The transfer of memories from the hippocampus to the neocortex — systems consolidation — happens largely during sleep. Sharp-wave ripples (SWRs) in the hippocampus replay recent experiences, projecting them to the neocortex in a kind of “teacher-student” training loop. The hippocampus acts as the teacher with high-fidelity episodic traces; the neocortex is the student, updating its weights to extract stable statistical patterns.

Gradient descent, from this angle, is a mathematical formalization of going to sleep and dreaming. The replay-during-SWRs is the backward pass. The scoring of which memories are worth replaying mirrors the gradient scoring mechanism — only the “important” gradients (salient experiences) trigger lasting weight updates.

There’s even a biological analog to momentum in the Adam optimizer. The momentum term accumulates gradient history into an update direction — a form of associative memory for “which gradients matter.” The paper on Nested Learning makes the case that this mirrors online memory consolidation, where initially fragile traces are stabilized through rapid molecular changes at the synapse before being integrated into long-term storage.

I haven’t been able to look at a training run the same way since.

Pruning is Regularization, Literally

As brains develop, they massively overproduce synaptic connections and then prune them back in an activity-dependent way. The purpose is to maximize signal-to-noise ratio — keep the connections that contribute to memory robustness, kill the ones that are mostly noise.

The math of this optimization, when you write it out, is L2 regularization. Not approximately. Not metaphorically. When you maximize memory robustness under sparse connectivity constraints, the denominator of the error margin equation becomes a regularization term, and with the right parameter settings, it’s literally the same equation as weight decay.

The brain is doing weight decay. Or, more precisely, we discovered weight decay by copying what the brain does.

Where the Analogy Breaks Down

I want to be honest about the cracks, because there are real ones.
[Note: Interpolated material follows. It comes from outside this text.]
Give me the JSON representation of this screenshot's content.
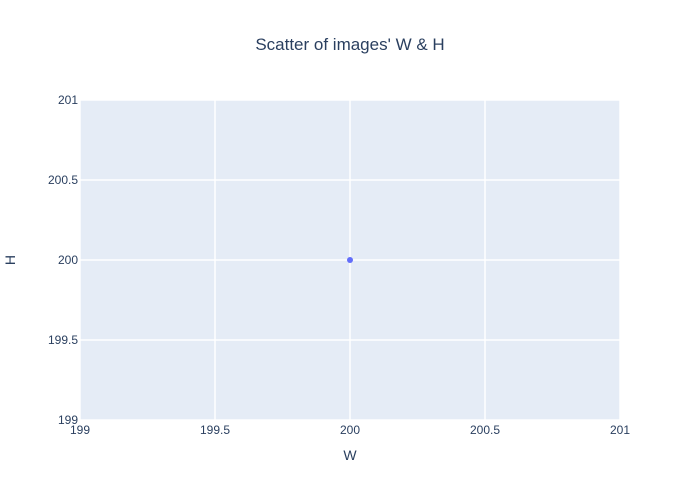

Backpropagation has no known biological equivalent. It requires a global error signal propagated backward using the exact transpose of the forward weights — synapses would need to be bidirectional and globally coordinated in ways that don’t match what we know about neuroscience. Predictive Coding frameworks are trying to close this gap by computing error signals locally at each layer, and they’re showing competitive results, but we’re not there yet.

Energy efficiency is also a yawning gap. A Transformer’s attention mechanism scales quadratically with context length. Your brain runs on about 20 watts. That’s not just an engineering problem — it’s a fundamentally different computational substrate. The brain uses sparse, spike-based communication and temporal binding to do things that our static, dense matrix multiplications simply can’t match on equivalent energy budgets.

So What?

The convergence is real. Modern AI has stumbled into — and in many cases, mathematically reproduced — principles that biological evolution spent millions of years developing. That either means there’s something deep and universal about these computational motifs, or we’ve been implicitly constrained by our own cognitive architecture in ways we don’t fully understand when designing AI systems.

The most interesting part to me is what’s left on the table. TITANS with its surprise-gated memory updates is one step toward architectures that mirror noradrenergic modulation — the brain’s “this is novel, pay attention” signal. Hierarchical resource allocation mimicking sensory memory, working memory, and long-term storage is another direction. The gap between current Transformers and what brains do is well-mapped now; we just have to close it.

Maybe the path to AGI isn’t more parameters and more compute. Maybe it’s better sleep.

If you want to go deeper, the papers on TITANS, Nested Learning, and the NeurIPS NMDAR-Transformer paper are all worth reading. The survey “Memory-Augmented Transformers: A Systematic Review from Neuroscience Principles to Enhanced Model Architectures” on arXiv is a good entry point into the literature.